Written by Amanda Juico Dela Cruz
Article published on Art+ Magazine

To connect may mean to converse. In these conversations, similarities and differences surface. The similarities are rooted in collective unconscious, shared experience, and communal beliefs. On the other hand, the differences are due to limitations. These differences are conveyed, and must be discussed and evaluated according to the work’s historical and theoretical context. Connecting islands through art is displaying the commonalities among these islands the same way it is initiating discourse on understanding one’s socio-political and cultural narratives. For the first time, artists from the Visayas and some from Luzon gather in one space to reconnect, form new connections, and foster existing relationships.

Joel Chavez "Sulat", 96 x 144 in, 2021. Photo courtesy of R Gallery.

Joel Chavez, Sulat, 2021 (R Gallery)

The narratives and depictions of heroes are like letters penned by artists. These letters may reveal the long strand of their peoples’ identity embedded in their respective individualities. They may be cautionary tales too, showing the pattern of civilizations and their struggles. In one canvas, Joel Chavez stills the time when heroes—from pre-colonial to contemporary, men and women—made their most valorous decisions.  The artistic depiction is an honor as much as a remembrance. What the reader makes out of it is hopefully that which ignites bravery to fight for civil liberties because the battle is not yet over.

Luis Alarcon's "Keep"

Luke Alarcon, Keep, 2021 (R Gallery)

The elements are framed as if they are sharing the space of an unidentified room. The little girls, the robots that are like toys, and the rug reek of domesticity, suggesting that the room is that of a house. Attention is split between the human figures and the machine objects, a concern prevalent during the pandemic when the boundary between personal life and family, and work in the form of a personal computer is tested, stepped on, and eradicated. The rug designed for IKEA by Louis Vuitton’s menswear artistic director Virgil Abloh stirs one’s preoccupations ironically welcomes as one enters.

Dale Erispe's Metabolism 1. Image courtesy of artist.

Dale Erispe, Metabolism 1, 2021 (The Working Animals Art Projects)

An imposing building in contrast to the vastness of the sky shows the confrontation of man and nature. Man merely creates. Nature is itself. No matter how Herculean manmade structures are, they will always be blanketed by nature through its very presence. In the work, the colors of the after-hours envelop the building. In no time, the building will succumb to darkness, when it is time for the sun to shine in a different place and for the stars to shine over this man’s creation. Neither man nor their creations can do anything to stop nature from its own cycle.

Refinement by John Marin. Photo courtesy of artist.

John Marin, Refinement, 2021 (The Working Animals Art Projects)

The composition contemplates on the complexity of nature’s aesthetics by going back to its most naked form. The audience is drawn to its texture. Its jaggedness evokes resonance on its rawness. Its brittleness mirrors esoteric fragility and ephemerality. Its being monochromic image isolates the experience, allowing time to flow in experiencing one thing after another. To take time is to make the self vulnerable to deep feeling and thinking. The slow process inevitably and expectedly leads to reflections on existence, divinity, identity, and materiality, while devoid of preconception and morality pressed by the exterior forces. Contemplation is an owned experience.
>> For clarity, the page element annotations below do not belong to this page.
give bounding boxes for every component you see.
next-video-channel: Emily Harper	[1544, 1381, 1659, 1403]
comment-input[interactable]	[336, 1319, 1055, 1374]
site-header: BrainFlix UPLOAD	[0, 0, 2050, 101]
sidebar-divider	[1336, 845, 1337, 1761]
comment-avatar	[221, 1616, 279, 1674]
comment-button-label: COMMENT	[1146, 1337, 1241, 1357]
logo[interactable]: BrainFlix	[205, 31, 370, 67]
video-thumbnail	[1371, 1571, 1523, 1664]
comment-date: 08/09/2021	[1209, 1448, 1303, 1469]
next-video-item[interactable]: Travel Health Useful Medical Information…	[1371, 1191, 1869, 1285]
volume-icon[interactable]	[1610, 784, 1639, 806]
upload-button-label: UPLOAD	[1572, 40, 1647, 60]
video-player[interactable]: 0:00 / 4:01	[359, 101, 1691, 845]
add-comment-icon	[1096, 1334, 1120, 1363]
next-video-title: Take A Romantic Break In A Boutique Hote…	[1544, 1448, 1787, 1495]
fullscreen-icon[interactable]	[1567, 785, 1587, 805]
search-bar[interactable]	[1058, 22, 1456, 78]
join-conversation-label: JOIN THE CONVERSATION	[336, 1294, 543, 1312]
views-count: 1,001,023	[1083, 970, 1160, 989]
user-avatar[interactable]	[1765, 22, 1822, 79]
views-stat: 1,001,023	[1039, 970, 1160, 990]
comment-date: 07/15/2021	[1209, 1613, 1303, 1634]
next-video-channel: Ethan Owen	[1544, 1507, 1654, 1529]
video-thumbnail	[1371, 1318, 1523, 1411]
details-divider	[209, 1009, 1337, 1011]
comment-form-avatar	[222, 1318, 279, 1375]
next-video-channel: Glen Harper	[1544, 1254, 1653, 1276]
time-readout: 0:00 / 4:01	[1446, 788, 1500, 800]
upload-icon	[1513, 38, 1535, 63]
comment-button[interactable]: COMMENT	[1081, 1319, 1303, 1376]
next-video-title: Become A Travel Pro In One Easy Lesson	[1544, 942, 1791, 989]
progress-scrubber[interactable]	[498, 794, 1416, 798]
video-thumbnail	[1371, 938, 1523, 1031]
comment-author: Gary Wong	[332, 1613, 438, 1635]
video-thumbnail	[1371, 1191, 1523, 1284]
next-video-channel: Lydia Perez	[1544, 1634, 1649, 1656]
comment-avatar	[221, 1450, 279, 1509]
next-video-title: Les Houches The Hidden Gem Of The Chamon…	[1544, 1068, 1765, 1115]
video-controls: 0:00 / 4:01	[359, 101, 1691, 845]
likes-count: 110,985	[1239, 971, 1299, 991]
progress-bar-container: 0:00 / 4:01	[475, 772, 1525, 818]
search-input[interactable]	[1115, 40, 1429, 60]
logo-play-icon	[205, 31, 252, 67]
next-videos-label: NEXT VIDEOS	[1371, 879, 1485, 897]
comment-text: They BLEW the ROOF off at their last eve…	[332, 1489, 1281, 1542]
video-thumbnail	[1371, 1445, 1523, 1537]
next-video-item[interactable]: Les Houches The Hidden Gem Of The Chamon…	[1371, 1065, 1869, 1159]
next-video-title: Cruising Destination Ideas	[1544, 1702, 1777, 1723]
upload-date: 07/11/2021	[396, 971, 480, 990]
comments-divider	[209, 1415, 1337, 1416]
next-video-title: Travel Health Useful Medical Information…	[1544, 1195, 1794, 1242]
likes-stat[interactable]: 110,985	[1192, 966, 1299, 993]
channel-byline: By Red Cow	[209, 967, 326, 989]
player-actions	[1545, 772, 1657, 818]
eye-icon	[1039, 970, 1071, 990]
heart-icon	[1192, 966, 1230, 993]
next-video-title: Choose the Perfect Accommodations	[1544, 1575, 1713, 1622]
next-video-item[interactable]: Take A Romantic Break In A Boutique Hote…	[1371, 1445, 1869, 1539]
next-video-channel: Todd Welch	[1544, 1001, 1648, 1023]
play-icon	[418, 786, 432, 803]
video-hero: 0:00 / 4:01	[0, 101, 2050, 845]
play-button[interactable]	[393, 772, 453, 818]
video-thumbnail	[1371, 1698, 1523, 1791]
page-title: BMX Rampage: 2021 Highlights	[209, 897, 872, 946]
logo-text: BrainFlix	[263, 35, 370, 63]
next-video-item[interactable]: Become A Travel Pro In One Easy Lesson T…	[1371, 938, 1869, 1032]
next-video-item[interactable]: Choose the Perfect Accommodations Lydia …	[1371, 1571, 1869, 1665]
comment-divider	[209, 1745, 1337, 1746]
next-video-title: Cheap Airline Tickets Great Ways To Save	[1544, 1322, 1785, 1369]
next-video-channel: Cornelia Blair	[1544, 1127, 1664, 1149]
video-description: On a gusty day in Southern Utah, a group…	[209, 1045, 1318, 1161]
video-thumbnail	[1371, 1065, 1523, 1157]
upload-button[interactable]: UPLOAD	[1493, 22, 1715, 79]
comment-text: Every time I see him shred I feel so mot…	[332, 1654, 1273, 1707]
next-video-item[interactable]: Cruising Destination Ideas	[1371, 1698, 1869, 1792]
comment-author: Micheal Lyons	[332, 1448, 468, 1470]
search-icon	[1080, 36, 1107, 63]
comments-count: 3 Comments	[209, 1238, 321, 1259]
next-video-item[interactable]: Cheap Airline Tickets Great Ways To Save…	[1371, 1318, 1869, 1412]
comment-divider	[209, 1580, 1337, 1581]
"Politically Connected" by Zabiel Nemenzo. Photo courtesy of artist

Zabiel Nemenzo, Politically Connected, 2021 (Orange Project)

The world tree is a recurring motif among religions and mythologies. It connects the underworld, the terrestrial, and the celestial. In Zabiel Nemenzo’s work, it is the very world which is governed by politics. Politics as in the power relations that affect people under their noses. Like the world tree that thrived from a point of origin, politics must have been built from something. The artist challenges the point of origin of politics, regardless of its significance, hypothesizes that it must have been built from inequality and injustice. The pyramid alludes to the food chain, the top benefitting the most.

Brandon Braza's "It's only Hair"

Brandon Braza, “It’s only Hair.” “Exactly.”, 2021 (Orange Project)

When is hair a mere protein filament that grows from follicles? Revisiting the humanities reveals its religious and cultural ties shaping today’s body politics. Quran instructs Muslims to remove underarm and pubic hair to maintain purity and cleanliness. Sikhs allow their hair to grow out of respect for God’s perfect creation. Sleeveless dresses defined the 1910s fashion for women, since then depilatory industry started capitalizing on the undesirability of underarm hair. In the work, hair clogging the drainage comes back to parts of the body where it usually grows, signaling the woman’s refusal for hair to be weaponized against her.